Bilindiği üzere iyi bir önderlik için yalnız başına inanç, yalnız başına teorisyenlik, yalnız başına profesyonel ustalık yetmez, bunların dünyayı değiştirme çizgisinde birleştirilmesi gerekir. Kemal yoldaş bir önder olarak bütün bunları kendi şahsında birleştirmiş bir yoldaştı. Elbette bütün bunların kazanılması bir süreç sorunudur. Önderlik mücadele içinde kazanılır. Masa başında oturarak, mücadeleden kopuk, uzaktan maval okunarak devrimci önderliğin kazanıldığı görülmemiştir. Bu türlü önderliğe yeltenenlerin sonu hep hüsran olmuştur.
Örgütsel alanda hareketi yönetecek etkinliğe ulaşmak için, iyi bir hazırlık ve donanım şarttır. Uyumlu ve istikrarlı bir önderlik içinde bu gereklidir. Başarılı, uyumlu ve yetenekli bir önderlik, daha çok bilgiye, daha çok etkileme, inandırma ve sürükleme gücüne, örgüt kitlesiyle daha çok diyaloğa, daha çok dinamizm ve inisiyatife, bir önder gibi devrimci görevler karşısında daha çok kararlı olmaya dayanır. Buradan olarak önderlik yetkilerle verilmez, ancak mücadele içinde, yorulmak bilmez bir çabayla kazanılır. Aynı zamanda önderlik her günkü bir iştir. Başarılı bir önderliğin olmazsa olmaz koşulu, önderliğin gerektirdiği yoğunlaşmayı gösterebilmektir.

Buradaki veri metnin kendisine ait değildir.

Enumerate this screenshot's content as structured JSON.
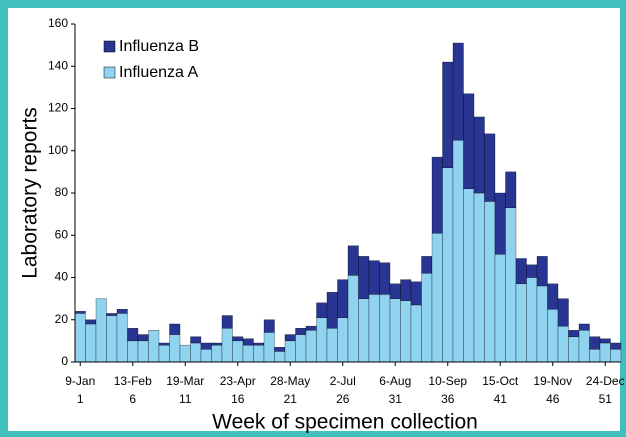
{
  "chart_data": {
    "type": "stacked_bar",
    "x_label": "Week of specimen collection",
    "y_label": "Laboratory reports",
    "x": [
      1,
      2,
      3,
      4,
      5,
      6,
      7,
      8,
      9,
      10,
      11,
      12,
      13,
      14,
      15,
      16,
      17,
      18,
      19,
      20,
      21,
      22,
      23,
      24,
      25,
      26,
      27,
      28,
      29,
      30,
      31,
      32,
      33,
      34,
      35,
      36,
      37,
      38,
      39,
      40,
      41,
      42,
      43,
      44,
      45,
      46,
      47,
      48,
      49,
      50,
      51,
      52
    ],
    "xticks": [
      1,
      6,
      11,
      16,
      21,
      26,
      31,
      36,
      41,
      46,
      51
    ],
    "xtick_dates": [
      "9-Jan",
      "13-Feb",
      "19-Mar",
      "23-Apr",
      "28-May",
      "2-Jul",
      "6-Aug",
      "10-Sep",
      "15-Oct",
      "19-Nov",
      "24-Dec"
    ],
    "series": [
      {
        "name": "Influenza A",
        "color": "#8fd3f0",
        "values": [
          23,
          18,
          30,
          22,
          23,
          10,
          10,
          15,
          8,
          13,
          8,
          9,
          6,
          8,
          16,
          10,
          8,
          8,
          14,
          5,
          10,
          13,
          15,
          21,
          16,
          21,
          41,
          30,
          32,
          32,
          30,
          29,
          27,
          42,
          61,
          92,
          105,
          82,
          80,
          76,
          51,
          73,
          37,
          40,
          36,
          25,
          17,
          12,
          15,
          6,
          9,
          6
        ]
      },
      {
        "name": "Influenza B",
        "color": "#283593",
        "values": [
          1,
          2,
          0,
          1,
          2,
          6,
          3,
          0,
          1,
          5,
          0,
          3,
          3,
          1,
          6,
          2,
          3,
          1,
          6,
          2,
          3,
          3,
          2,
          7,
          17,
          18,
          14,
          20,
          16,
          15,
          7,
          10,
          11,
          8,
          36,
          50,
          46,
          45,
          36,
          32,
          29,
          17,
          12,
          6,
          14,
          12,
          13,
          3,
          3,
          6,
          2,
          3
        ]
      }
    ],
    "ylim": [
      0,
      160
    ],
    "yticks": [
      0,
      20,
      40,
      60,
      80,
      100,
      120,
      140,
      160
    ],
    "legend": "upper left",
    "grid": false
  }
}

Önderlik işi biryerde bir sanat işidir. Hem de oldukça büyük incelikleri olan, taşı taş üstüne koymayı gerektiren bir sanat. Sorunlara kuş bakışı bakmayanlar iyi önderler olamazlar, iyi bir önder her şeyden önce yolunu bulur, başkalarına yol gösterir. Kuramı genellemeye çevirmez, aksine onu toplumsal düzeyin, ekonominin ve politikanın verili, zamansal ve mekansal koşullarına uyarlar. Yani o dogmatizme çakılıp kalmaz ve somut durumun somut tahlilini yaparak mücadeleyi bu hattan ileri taşımaya çalışır. Yine başarılı bir önderlik karar verirken üzerine sorumluluk alma yeteneğini gerektirir. Sorumluluktan korkan ve taşın altına elini sokmaktan çekinen bir insan önder olamaz. Önder odur ki, en ağır sorumluluk üstlenmekten bir an bile tereddüte düşmemeli, zorluklardan yılmamalı, en zor anda dahi yolunu şaşırmadan dimdik ayakta durabilmeli, her zaman mücadelenin gerektirdiği özveriyi gösterebilmelidir. Komünist bir önder yenilgilerde ne yapacağını şaşıran, başarılarda başı dönen insan olamaz. Kemal yoldaş hem başarıları ve hem de yenilgi ve ihanetleri tatmış bir önderdi. O ne yenilgilerden yolunu şaşırdı ve ne de başarılardan başı dönerek ne oldum delisi oldu. Yaşananların devrimci mücadelenin gerekleri olduğu bilincinde olarak hareket etti. Kendisine bir dönemler yoldaş dedikleri MLKP’lilerce ihanet namluları çevrildiğinde de aynı devrimci tutumunu sürdürdü.
Kemal yoldaş devrimin zafere taşınması mücadelesinde tam bir enerji küpüydü. Bitmez tükenmez enerjisiyle mücadelenin her alanında görevlere koştu. Kah yayın dağıtıp, afiş asıp, bildiri dağıtmada, kah yasa-dışı eylem örgütleme ve güvenliğini sağlamada, kah gecekondu direnişlerine önderlik etmede, grev ve direnişler örgütlemeye, kah istihbarat çalışmasında askeri eylemler düzenlemeye, kah düşmanla göğüs gögüse çarpışmalarda, işkence, zindanda ve mahkemelere kadar her alanda büyük-küçük hiç bir görev ayrımı yapmadan, enerjisini son damlasına kadar davanın emrine sunmaktan ve yeni enerjiler yaratarak, 24 saati daha da ileri taşımaya çalıştı. Başarılı bir önderlik için geniş ve cesur planlar yapmak da vazgeçilmez bir görevdir. Ama çalışmaların gerektirdiği dinamizm, girişkenlik ve ataklık olmadan bu olmaz, uyuşukluk ve gevşeklik içinde olanlar, var olanla yetinenler iyi önderler olamazlar.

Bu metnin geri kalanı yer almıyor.